成田空港では新貨物地区の整備が進む Photo:カーゴニュース
航空貨物の主要3空港(成田国際空港、関西国際空港、中部国際空港)の2025年の総取扱量は、いずれも前年比から増加した。各空港では今後の航空貨物のさらなる取り込みや物流効率化にあたり、物流機能の強化を中心した貨物戦略が進行中。3空港の機能強化施策を追う。(カーゴニュース編集部)
*本記事はカーゴニュースからの転載です
成田は「東アジアの貨物ハブ」目指す
滑走路の延伸&新設に着工
東京税関が発表した2025年における成田空港の航空貨物の総取扱量は、前年比4.8%増の203万9731トンだった。このうち、積込量は4.9%増の94万1768トン、取卸量は4.7%増の109万7963トン。総取扱量・積込量・取卸量のいずれも2年連続で増加した。
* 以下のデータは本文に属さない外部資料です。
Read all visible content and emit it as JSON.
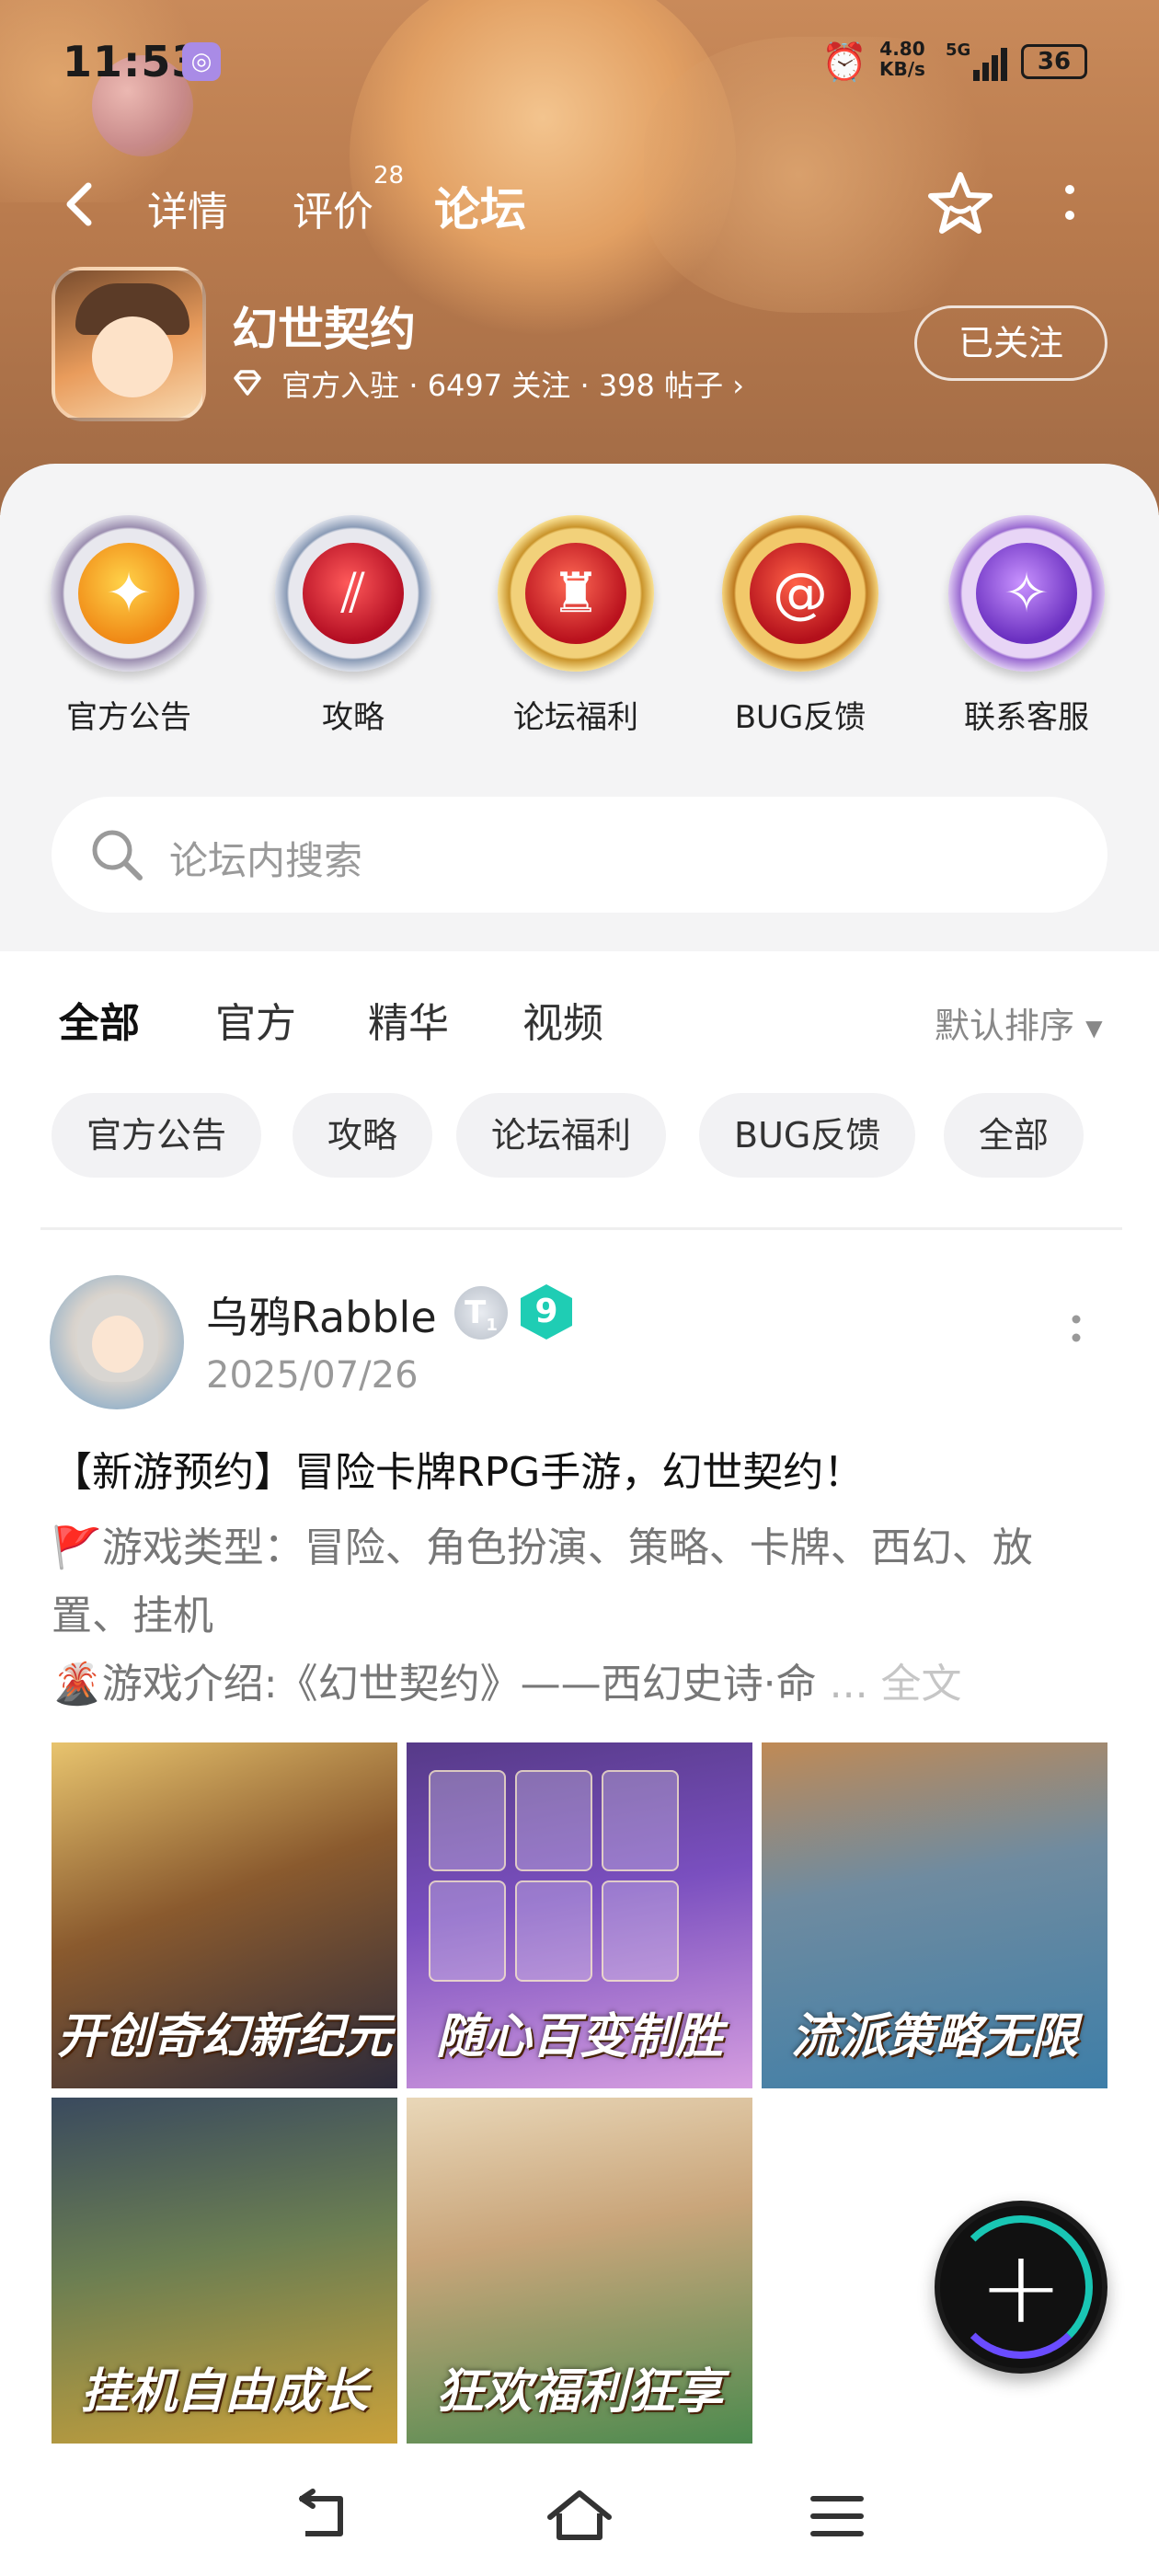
{
  "status_bar": {
    "time": "11:53",
    "network_speed_value": "4.80",
    "network_speed_unit": "KB/s",
    "network_type": "5G",
    "battery": "36"
  },
  "nav": {
    "tabs": [
      {
        "label": "详情"
      },
      {
        "label": "评价",
        "badge": "28"
      },
      {
        "label": "论坛"
      }
    ],
    "active_tab": "论坛"
  },
  "game": {
    "name": "幻世契约",
    "meta": "官方入驻 · 6497 关注 · 398 帖子",
    "meta_arrow": "›",
    "follow_button": "已关注"
  },
  "categories": [
    {
      "label": "官方公告",
      "icon": "megaphone-badge-icon"
    },
    {
      "label": "攻略",
      "icon": "claw-badge-icon"
    },
    {
      "label": "论坛福利",
      "icon": "hooded-figure-badge-icon"
    },
    {
      "label": "BUG反馈",
      "icon": "spiral-badge-icon"
    },
    {
      "label": "联系客服",
      "icon": "hands-badge-icon"
    }
  ],
  "search": {
    "placeholder": "论坛内搜索"
  },
  "feed_tabs": [
    {
      "label": "全部"
    },
    {
      "label": "官方"
    },
    {
      "label": "精华"
    },
    {
      "label": "视频"
    }
  ],
  "feed_active_tab": "全部",
  "sort_label": "默认排序",
  "chips": [
    {
      "label": "官方公告"
    },
    {
      "label": "攻略"
    },
    {
      "label": "论坛福利"
    },
    {
      "label": "BUG反馈"
    },
    {
      "label": "全部"
    }
  ],
  "post": {
    "author": "乌鸦Rabble",
    "badge_t": "T",
    "badge_t_sub": "1",
    "level": "9",
    "date": "2025/07/26",
    "title": "【新游预约】冒险卡牌RPG手游，幻世契约！",
    "line1_prefix": "🚩",
    "line1": "游戏类型：冒险、角色扮演、策略、卡牌、西幻、放置、挂机",
    "line2_prefix": "🌋",
    "line2": "游戏介绍:《幻世契约》——西幻史诗·命",
    "ellipsis": " ... ",
    "full_text": "全文",
    "images": [
      {
        "caption": "开创奇幻新纪元"
      },
      {
        "caption": "随心百变制胜"
      },
      {
        "caption": "流派策略无限"
      },
      {
        "caption": "挂机自由成长"
      },
      {
        "caption": "狂欢福利狂享"
      }
    ]
  },
  "colors": {
    "accent": "#17c7b6",
    "banner": "#b87a4d",
    "text_muted": "#999999"
  }
}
輸出額は14.8%増の20兆974億円、9.2%増の輸入額は21兆1840億円で、輸出入ともに過去最高となった。中国・ASEAN向け輸出額が前年比1割以上の伸びを見せるなど堅調。主要輸出品目では、半導体製造装置が落ち込んだものの、科学光学機器が好調だった。主要輸入品目では医薬品が伸長した。国際線貨物便の発着回数は4%増の3万1123回だった。
同空港は「東アジアの貨物ハブ」を目指し、空港機能の強化を順次進めている。その重要施策として、25年5月にB滑走路の延伸(2500m→3500m)とC滑走路の新設(3500m)の工事が着工開始。29年3月の供用開始を予定している。
この延伸・新設に伴い、年間の発着容量は現在の34万回から50万回に引き上がる見通しだ。成田国際空港会社(NAA)では発着容量の引き上げにより、年間の航空貨物量は300万トンまで拡大すると予測。今後の物量増に対応するためには航空物流機能の高度化がカギとなる。